Beginning around Thanksgiving, the S.C. Department of Natural Resources will test for bird flu during its regular state-sponsored hunts on protected land, which includes Bear Island in Beaufort County and Donnelley Wildlife Management Area in Colleton County, said Derrell Shipes, a chief in the wildlife section of the natural resources department.
Each year, drawings are held to determine who can hunt varieties of wildfowl on the state-managed land.
Following the state-monitored hunts, the hunters normally lay out their game to be inspected by state employees who document the species and sex of the bird.
This duck season, Shipes said, about 500 birds also will be swabbed and tested for the bird flu, which can be detected in nasal secretions and feces.

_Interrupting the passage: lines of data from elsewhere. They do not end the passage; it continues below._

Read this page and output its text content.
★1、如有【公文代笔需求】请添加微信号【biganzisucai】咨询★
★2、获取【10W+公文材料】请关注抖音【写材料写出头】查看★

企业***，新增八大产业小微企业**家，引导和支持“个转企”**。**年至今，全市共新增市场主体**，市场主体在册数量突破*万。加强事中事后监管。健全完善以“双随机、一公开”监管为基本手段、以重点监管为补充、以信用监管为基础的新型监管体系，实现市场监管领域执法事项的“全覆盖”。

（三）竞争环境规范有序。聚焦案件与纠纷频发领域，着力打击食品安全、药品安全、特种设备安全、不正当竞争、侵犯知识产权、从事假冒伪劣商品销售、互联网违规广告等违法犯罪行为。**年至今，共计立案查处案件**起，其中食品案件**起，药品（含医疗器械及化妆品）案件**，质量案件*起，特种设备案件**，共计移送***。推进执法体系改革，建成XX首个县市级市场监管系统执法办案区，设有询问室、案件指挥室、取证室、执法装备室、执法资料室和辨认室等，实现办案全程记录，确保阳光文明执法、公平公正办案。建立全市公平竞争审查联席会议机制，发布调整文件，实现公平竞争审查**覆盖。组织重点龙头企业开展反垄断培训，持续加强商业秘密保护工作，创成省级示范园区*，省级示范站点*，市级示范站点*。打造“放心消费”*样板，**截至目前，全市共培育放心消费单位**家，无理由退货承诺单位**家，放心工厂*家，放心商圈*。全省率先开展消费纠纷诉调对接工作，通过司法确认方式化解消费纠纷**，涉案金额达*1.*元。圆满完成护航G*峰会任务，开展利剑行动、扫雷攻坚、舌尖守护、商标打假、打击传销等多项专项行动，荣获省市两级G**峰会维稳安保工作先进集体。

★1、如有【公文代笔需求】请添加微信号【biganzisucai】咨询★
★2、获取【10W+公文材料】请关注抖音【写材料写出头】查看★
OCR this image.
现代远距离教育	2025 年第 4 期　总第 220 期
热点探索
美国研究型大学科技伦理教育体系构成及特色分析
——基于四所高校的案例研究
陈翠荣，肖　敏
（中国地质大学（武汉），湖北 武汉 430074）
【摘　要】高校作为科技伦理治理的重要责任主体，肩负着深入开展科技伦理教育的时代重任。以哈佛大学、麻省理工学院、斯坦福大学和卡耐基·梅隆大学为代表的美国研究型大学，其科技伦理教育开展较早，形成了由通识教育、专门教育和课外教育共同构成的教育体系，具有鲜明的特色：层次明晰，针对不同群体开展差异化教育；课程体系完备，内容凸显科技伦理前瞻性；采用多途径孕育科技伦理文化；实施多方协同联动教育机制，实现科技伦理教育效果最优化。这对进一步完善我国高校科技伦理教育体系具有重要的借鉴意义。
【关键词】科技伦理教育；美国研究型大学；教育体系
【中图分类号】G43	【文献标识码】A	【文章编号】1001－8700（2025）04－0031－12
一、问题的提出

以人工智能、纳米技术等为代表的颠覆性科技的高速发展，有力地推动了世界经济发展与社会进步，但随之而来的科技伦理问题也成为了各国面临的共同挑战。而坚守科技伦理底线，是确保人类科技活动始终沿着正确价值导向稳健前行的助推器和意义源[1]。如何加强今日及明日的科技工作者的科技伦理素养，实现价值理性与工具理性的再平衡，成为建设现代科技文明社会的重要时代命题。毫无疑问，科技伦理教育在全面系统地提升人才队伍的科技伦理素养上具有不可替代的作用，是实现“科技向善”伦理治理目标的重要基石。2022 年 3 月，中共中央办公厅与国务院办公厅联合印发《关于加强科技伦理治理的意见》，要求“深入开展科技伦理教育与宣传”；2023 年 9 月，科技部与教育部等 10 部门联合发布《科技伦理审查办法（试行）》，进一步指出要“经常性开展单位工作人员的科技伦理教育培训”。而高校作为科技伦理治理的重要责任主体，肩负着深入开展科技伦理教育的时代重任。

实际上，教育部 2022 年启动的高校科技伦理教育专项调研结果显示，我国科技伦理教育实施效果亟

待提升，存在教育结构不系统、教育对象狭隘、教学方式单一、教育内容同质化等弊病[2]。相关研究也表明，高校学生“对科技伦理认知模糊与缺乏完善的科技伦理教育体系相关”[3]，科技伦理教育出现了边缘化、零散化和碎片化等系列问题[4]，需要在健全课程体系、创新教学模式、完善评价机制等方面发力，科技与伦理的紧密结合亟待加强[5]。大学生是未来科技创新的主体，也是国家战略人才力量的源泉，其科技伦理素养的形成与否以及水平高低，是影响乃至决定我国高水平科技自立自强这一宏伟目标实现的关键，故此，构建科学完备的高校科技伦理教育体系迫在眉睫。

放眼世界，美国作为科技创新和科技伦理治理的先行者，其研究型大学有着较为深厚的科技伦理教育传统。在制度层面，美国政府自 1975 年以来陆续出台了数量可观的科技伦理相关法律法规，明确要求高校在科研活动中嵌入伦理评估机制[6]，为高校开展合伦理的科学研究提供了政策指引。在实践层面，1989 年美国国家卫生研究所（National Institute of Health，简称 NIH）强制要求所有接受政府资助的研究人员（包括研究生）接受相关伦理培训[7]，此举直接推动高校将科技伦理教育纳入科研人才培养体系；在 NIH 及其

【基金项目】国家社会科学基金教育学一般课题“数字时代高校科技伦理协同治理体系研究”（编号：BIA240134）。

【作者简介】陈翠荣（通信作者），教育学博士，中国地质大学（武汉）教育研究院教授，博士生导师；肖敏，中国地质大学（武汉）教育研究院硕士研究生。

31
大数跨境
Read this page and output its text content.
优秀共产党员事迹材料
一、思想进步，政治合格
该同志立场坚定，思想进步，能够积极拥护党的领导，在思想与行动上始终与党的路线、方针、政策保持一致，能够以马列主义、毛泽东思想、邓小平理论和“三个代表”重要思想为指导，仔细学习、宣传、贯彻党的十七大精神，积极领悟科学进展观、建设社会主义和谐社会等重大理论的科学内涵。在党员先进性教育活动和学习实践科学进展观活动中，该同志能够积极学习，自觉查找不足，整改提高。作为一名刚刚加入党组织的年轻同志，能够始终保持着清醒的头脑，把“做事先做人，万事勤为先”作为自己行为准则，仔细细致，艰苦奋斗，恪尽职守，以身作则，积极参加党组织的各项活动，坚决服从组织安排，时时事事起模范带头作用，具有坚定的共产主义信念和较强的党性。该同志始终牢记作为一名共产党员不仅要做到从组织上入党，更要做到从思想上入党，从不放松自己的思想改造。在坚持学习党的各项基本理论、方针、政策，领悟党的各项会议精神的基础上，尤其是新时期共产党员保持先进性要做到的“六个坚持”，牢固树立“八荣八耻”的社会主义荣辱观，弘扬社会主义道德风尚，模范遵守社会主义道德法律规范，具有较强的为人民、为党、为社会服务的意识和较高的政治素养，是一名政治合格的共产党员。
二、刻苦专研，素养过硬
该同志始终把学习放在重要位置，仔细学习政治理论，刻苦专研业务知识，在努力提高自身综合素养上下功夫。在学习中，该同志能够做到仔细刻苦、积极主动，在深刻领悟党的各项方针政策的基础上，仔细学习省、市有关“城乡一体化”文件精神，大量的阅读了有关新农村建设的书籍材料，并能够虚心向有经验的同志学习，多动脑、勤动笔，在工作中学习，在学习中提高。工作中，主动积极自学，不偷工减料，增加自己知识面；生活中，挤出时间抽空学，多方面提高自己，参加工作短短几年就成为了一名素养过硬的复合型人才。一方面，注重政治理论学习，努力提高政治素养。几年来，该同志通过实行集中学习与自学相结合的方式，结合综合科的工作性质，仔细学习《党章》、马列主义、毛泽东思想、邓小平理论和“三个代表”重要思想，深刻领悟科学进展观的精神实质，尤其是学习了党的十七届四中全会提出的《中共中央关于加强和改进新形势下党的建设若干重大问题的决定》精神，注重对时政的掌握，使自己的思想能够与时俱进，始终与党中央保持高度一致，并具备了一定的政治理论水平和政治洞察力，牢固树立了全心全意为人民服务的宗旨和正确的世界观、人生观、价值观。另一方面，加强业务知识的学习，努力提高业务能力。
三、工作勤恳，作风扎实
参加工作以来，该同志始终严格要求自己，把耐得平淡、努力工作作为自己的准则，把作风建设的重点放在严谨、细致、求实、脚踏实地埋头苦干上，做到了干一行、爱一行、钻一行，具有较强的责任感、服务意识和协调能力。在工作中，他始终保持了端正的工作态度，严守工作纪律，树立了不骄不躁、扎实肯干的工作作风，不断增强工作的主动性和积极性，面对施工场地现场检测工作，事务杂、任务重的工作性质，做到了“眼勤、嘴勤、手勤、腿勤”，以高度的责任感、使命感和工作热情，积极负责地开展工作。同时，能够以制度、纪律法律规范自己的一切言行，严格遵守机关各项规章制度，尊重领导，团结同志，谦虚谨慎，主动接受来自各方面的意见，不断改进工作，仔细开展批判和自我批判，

"We're focusing on migratory birds," Shipes said. "What matters is not where they're found but where they came from."
Dr. Tony Caver, state veterinarian and the director of Clemson University's Livestock Poultry Health division, said he and his staff will be monitoring commercial and so-called backyard poultry for the Asian bird flu.
Caver recommended that backyard flocks be kept separate from wildfowl that have a chance of carrying the disease, though transmission is unlikely.
Shipes said the wildfowl samples are just a precaution.
"Our expectation is we will not find it, but we will be looking for it nonetheless," he said.